In our family and professional lives, when we need to think about a problem in our own way or understand other’s perspective, we sit back quietly and give it a thought. But how do we create objective thoughts? What tools we use to think differently, from an unbiased perspective?  People do have different perspective. Understanding how other could think is a logical skill, just like any other skill that can be honed, and the sooner it is introduced, the more beneficial it will be in child’s development. Playing a role is like ‘asking yourself’ how others might feel or reply or counter act in a particular situation.

Children enjoy it as a game but if you pay attention, you will find that they are using their understanding and trying to comprehend how the other person will think and react. This type of game includes applying emotional and logical intelligence and thus will help children be more reasonable, tactful and empathetic as they evolve. Not only this, role play also helps children in making career choices. Although we must never push a kid to make a haste decision and also not necessarily, they will become what role they assume while playing as kids, it helps them gauge their potential and makes them aware of possibilities in future.

They love playing doctors, pilots, teachers and many more, though mostly it has been found that children like to play doll-house or Kitchen-set the most in role play games.

Because home and family are the heart of human collaboration (interaction). They use their families, books and illustrations to make sense of what it means to be a ‘mamma’ or ‘papa’. These are not just games but an understanding, an experience that will stay with them for a long time and shape their relationships in coming future. Playing house or festivals with children from different cultural background and different family set up can serve to expand their meaning and expectations of the term ‘family’. The idea will help them have inclusive group, where they treat each other with equality and empathy despite of their gender or religious preferences.
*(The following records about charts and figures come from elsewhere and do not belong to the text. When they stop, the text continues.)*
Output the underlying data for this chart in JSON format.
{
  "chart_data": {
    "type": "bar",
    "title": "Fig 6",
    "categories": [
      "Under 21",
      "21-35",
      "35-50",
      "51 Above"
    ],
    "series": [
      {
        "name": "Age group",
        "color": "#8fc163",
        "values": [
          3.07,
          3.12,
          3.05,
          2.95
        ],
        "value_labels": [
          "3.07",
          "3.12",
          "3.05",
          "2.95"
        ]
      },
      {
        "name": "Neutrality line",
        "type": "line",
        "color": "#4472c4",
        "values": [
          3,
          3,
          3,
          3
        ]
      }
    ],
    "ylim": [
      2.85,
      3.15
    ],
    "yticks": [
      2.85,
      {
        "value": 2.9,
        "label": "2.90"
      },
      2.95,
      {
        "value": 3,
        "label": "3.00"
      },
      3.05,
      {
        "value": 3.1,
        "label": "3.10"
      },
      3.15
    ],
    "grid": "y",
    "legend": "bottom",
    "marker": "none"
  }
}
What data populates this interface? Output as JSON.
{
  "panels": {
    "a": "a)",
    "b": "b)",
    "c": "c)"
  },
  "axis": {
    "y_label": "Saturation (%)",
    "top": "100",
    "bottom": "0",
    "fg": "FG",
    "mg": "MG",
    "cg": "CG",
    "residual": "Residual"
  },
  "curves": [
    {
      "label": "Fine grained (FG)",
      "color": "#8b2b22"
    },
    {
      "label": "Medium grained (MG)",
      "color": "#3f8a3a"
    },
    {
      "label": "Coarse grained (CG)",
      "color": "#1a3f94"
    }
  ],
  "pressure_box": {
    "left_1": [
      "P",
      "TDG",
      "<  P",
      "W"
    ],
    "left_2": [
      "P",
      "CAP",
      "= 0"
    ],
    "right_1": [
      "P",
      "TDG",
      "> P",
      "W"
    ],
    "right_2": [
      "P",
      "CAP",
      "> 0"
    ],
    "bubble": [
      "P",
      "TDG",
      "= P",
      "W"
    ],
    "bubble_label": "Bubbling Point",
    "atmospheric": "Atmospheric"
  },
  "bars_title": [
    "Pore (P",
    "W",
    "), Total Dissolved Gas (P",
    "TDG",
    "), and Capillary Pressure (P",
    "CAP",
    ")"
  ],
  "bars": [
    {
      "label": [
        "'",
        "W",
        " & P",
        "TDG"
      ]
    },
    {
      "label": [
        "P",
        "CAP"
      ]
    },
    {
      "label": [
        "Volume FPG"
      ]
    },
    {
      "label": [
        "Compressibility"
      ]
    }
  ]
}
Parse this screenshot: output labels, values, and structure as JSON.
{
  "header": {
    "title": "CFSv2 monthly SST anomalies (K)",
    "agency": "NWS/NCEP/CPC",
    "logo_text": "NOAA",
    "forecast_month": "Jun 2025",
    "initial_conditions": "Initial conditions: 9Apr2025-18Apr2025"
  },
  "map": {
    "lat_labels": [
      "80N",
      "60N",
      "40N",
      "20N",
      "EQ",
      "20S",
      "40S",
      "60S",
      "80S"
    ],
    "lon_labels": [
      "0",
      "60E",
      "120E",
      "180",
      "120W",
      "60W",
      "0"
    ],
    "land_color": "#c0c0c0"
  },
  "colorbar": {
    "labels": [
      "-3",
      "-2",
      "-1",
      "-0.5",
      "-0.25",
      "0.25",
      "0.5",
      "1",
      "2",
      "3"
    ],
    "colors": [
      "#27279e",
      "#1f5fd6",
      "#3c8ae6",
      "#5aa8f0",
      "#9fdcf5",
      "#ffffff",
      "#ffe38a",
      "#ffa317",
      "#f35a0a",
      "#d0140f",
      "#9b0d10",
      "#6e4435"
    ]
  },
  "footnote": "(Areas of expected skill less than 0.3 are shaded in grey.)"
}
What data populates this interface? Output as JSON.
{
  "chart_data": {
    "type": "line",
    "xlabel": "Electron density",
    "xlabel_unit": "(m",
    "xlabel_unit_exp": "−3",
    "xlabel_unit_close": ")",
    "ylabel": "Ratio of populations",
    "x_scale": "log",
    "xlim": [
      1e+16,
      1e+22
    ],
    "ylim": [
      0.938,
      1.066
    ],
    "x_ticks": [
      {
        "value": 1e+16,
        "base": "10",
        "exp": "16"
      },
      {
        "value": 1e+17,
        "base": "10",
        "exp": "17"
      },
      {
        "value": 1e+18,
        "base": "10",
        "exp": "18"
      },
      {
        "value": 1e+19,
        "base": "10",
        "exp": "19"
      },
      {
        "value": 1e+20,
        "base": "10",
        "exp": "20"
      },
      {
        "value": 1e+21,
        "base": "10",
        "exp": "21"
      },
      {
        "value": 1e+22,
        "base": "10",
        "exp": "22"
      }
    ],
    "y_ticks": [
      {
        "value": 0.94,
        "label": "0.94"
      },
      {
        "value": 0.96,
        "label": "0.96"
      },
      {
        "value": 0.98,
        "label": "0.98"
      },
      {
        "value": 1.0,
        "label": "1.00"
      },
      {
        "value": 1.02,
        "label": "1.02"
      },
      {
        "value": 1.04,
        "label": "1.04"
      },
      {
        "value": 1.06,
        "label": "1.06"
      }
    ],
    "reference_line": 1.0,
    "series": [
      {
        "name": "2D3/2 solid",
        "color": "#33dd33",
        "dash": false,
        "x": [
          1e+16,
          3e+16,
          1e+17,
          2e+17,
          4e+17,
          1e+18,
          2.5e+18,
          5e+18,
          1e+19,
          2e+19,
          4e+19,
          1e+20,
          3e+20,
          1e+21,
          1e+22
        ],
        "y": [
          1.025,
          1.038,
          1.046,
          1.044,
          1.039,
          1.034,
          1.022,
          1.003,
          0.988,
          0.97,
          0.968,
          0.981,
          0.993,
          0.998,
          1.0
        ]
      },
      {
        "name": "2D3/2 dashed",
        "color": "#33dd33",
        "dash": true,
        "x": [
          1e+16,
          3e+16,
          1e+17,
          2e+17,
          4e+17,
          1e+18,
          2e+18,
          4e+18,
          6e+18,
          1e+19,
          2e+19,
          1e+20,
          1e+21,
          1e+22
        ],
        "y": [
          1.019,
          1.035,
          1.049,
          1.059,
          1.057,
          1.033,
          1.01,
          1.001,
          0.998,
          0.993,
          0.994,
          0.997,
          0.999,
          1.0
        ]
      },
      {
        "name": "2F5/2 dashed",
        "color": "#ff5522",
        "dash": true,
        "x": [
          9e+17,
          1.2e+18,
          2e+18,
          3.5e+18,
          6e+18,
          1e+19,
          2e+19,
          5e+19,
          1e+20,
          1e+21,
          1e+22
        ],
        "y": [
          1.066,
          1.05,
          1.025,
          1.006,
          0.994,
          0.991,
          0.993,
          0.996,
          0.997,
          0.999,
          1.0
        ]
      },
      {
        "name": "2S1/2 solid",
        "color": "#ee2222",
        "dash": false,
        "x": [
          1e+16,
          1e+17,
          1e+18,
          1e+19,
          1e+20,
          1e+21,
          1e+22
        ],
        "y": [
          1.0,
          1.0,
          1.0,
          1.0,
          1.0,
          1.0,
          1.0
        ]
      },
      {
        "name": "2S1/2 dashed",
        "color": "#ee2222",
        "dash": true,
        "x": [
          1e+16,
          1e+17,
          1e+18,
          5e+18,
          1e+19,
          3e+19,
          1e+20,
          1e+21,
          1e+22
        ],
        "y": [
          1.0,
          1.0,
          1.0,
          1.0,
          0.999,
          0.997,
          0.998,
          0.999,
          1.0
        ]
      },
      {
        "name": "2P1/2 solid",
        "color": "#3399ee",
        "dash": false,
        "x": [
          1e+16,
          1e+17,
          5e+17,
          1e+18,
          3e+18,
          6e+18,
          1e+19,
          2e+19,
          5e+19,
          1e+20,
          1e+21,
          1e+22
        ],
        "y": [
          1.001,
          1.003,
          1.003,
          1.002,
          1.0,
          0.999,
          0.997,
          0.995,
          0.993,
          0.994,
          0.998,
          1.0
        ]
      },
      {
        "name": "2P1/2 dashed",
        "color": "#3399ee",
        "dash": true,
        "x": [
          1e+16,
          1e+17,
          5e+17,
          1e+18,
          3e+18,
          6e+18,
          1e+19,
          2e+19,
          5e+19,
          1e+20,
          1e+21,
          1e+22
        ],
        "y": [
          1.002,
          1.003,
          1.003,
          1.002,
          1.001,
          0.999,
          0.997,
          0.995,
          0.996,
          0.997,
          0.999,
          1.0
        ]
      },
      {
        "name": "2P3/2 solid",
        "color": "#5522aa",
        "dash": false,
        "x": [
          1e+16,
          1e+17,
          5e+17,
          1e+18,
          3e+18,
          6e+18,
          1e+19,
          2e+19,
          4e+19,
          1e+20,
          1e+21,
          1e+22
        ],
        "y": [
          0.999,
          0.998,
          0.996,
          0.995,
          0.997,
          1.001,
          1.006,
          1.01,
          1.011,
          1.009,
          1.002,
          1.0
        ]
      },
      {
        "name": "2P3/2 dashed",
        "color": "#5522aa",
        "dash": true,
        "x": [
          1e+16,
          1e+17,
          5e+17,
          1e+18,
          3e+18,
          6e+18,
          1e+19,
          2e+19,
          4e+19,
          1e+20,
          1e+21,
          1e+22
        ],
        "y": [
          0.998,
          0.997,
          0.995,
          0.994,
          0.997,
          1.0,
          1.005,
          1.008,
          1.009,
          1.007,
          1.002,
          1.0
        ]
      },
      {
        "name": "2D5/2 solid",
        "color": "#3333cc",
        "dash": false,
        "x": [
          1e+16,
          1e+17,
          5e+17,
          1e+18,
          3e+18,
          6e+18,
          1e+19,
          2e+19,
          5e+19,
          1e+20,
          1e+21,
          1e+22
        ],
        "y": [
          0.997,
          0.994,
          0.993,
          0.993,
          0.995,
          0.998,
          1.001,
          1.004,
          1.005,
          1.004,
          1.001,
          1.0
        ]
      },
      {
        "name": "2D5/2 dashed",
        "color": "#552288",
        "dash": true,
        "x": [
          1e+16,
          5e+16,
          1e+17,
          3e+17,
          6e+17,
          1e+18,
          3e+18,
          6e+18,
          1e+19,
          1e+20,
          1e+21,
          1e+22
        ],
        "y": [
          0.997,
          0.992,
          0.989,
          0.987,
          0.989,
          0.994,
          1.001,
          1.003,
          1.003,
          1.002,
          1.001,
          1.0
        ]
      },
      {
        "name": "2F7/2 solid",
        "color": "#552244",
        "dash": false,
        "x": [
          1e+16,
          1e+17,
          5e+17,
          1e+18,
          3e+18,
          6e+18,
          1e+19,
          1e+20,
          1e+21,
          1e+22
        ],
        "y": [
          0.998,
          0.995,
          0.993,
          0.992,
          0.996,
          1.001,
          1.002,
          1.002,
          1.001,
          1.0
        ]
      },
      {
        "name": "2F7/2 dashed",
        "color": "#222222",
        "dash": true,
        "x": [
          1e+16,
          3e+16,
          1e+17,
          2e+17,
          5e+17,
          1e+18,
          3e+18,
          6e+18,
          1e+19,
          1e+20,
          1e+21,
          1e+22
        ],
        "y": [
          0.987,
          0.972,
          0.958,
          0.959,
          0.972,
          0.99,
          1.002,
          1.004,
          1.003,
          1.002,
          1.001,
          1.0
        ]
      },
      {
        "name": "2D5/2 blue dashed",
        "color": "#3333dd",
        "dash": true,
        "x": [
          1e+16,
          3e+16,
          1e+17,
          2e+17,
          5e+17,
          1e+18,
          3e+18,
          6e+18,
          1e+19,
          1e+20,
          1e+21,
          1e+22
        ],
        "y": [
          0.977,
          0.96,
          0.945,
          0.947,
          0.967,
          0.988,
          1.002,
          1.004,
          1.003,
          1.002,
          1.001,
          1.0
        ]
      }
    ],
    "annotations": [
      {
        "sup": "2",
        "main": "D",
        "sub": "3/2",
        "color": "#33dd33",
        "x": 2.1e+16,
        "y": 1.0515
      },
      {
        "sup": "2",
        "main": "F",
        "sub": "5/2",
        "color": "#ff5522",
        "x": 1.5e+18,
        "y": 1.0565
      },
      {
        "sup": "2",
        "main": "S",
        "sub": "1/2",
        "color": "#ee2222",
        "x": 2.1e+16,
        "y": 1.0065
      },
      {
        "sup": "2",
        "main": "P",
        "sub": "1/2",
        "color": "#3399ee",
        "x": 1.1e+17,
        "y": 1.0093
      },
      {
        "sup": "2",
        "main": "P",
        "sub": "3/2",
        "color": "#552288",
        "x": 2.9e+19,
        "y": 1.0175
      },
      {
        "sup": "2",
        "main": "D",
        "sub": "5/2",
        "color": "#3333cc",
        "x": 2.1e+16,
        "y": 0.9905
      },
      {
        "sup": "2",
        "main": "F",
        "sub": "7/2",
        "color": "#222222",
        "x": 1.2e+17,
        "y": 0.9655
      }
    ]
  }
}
In this pretending play, kids reconnoitre what it’s like to be a contributing member of a family and understand family dynamics in a play way. And this, shapes their perception and idea of a happy family/society.

If you ask me, I love playing kitchen sets with my kid. It is a delightful and satiating experience to watch your little one pretend to prepare a dish or bake a cake for you. Cooking is a survival skill that is important regardless of your child’s gender. These small role plays based on household chores help them to assume responsibilities, understand self-control as an adult and shape a well-managed future for them.